DAM★ともでぼくがお気に入りのアーティストにしている野口五郎さん。野口さんは1971年5月に演歌歌手として「博多みれん」でデビューしましたが、この作品はヒットしなかったそうです。それで演歌からポップスに転向し、1971年8月に2枚目のシングル「青いリンゴ」を発売し、オリコンで最高14位となるヒットとなり、以後ポップス歌手として現在まで活動されています。
野口さんは子供の頃から「ちびっこのど自慢」に出ていて、そこでもポップスの曲を歌っていましたが、その幼い頃にライバル視していたのが、今の天童よしみさんだそうです。ただ、野口さんにとっての強烈な曲が美空ひばりさんの「リンゴ追分」だったこともあり、プロの歌手を目指すために作曲家の米山正夫さんの下で修業したそうです。だからデビューも演歌でということなんだと思います。ただ野口さんは歌だけではなく、子供の頃からお兄さんの影響でギターに打ち込み、ギターのコンテストにも出ていたので、生活の音楽はロック・ポップスで、やはり演歌ではなかったように思います。
「青いリンゴ」は作詞が橋本淳さん、作曲が筒美京平さん、編曲が高田弘さんのコンビでした。
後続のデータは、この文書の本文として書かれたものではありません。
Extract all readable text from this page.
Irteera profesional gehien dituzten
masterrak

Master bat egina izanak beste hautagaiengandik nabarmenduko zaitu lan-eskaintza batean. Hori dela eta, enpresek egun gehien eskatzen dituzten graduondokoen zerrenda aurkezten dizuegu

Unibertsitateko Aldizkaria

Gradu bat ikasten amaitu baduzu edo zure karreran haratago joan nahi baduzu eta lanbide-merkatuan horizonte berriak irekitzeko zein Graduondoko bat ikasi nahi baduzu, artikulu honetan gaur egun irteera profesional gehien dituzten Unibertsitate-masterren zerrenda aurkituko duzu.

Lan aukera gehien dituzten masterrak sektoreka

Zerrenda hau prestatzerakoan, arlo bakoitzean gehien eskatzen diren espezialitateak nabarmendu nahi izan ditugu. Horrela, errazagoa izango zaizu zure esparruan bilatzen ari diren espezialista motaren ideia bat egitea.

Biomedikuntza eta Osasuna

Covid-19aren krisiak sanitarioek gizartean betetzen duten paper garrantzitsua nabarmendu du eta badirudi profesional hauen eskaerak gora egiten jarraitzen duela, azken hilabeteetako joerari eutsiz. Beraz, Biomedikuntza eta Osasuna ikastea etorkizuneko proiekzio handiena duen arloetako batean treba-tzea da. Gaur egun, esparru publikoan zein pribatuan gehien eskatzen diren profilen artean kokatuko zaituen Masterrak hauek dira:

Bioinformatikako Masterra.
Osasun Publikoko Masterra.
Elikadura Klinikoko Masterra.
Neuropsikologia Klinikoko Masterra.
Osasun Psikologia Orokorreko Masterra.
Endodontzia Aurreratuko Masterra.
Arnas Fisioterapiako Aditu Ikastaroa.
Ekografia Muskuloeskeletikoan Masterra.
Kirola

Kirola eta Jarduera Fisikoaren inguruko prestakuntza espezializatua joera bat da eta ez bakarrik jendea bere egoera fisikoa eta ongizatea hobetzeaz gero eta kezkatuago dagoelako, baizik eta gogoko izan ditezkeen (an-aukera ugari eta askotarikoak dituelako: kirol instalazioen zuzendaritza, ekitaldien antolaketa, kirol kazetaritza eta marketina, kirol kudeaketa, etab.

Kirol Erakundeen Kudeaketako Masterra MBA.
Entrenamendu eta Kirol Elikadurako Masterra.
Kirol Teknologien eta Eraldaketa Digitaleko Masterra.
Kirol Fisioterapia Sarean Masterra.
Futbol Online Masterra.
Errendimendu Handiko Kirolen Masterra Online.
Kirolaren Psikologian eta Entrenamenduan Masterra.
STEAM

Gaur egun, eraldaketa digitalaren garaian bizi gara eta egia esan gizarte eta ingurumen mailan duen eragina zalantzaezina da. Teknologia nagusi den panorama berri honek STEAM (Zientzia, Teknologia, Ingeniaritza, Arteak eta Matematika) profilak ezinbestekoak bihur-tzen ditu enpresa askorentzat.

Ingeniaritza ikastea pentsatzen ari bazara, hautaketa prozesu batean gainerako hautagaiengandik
野口さんが今では「ぼくの師匠」という筒美先生との初めての出会いでした。レコード会社や事務所の人の決断も見事に早かったのは、野口五郎を世に出したいという気持ちが強かったんだと思います。当時15才の男の子に演歌のどぶ板営業をやったのに売れなかった…という敗北感も大きかったのかもしれません。だから売れる作品を作ろうということで、編曲の高田さんはオーソドックスで巧みなアレンジをされる方なので選ばれたんだろうなと思います。高田さんの作品だと野口さんの「グッド・ラック」やちあきなおみさんの「喝采」などがあります。作詞の橋本さんと作曲の筒美さんは青山学院の先輩・後輩の間柄で、筒美さんが最も多く作詞のコンビを組んだのが橋本さんです。前年1975年の筒美さんはいしだあゆみさんの「あなたならどうする」や朝丘雪路さんの「雨がやんだら」を大ヒットさせていましたので、演歌からポップスに転向しようとしている野口さんの路線と波長が合うと思ったのかもしれません。橋本さんは野口さんの「リンゴ追分」への思いを聞いたかはわかりませんが、「青いリンゴ」の未熟な今を野口さん本人に投影させて、作詞を書かれたように思います。結果として売れて、その後新御三家と呼ばれるトップアイドルにまでなったわけですから、決断とタイミングは大事なんですね。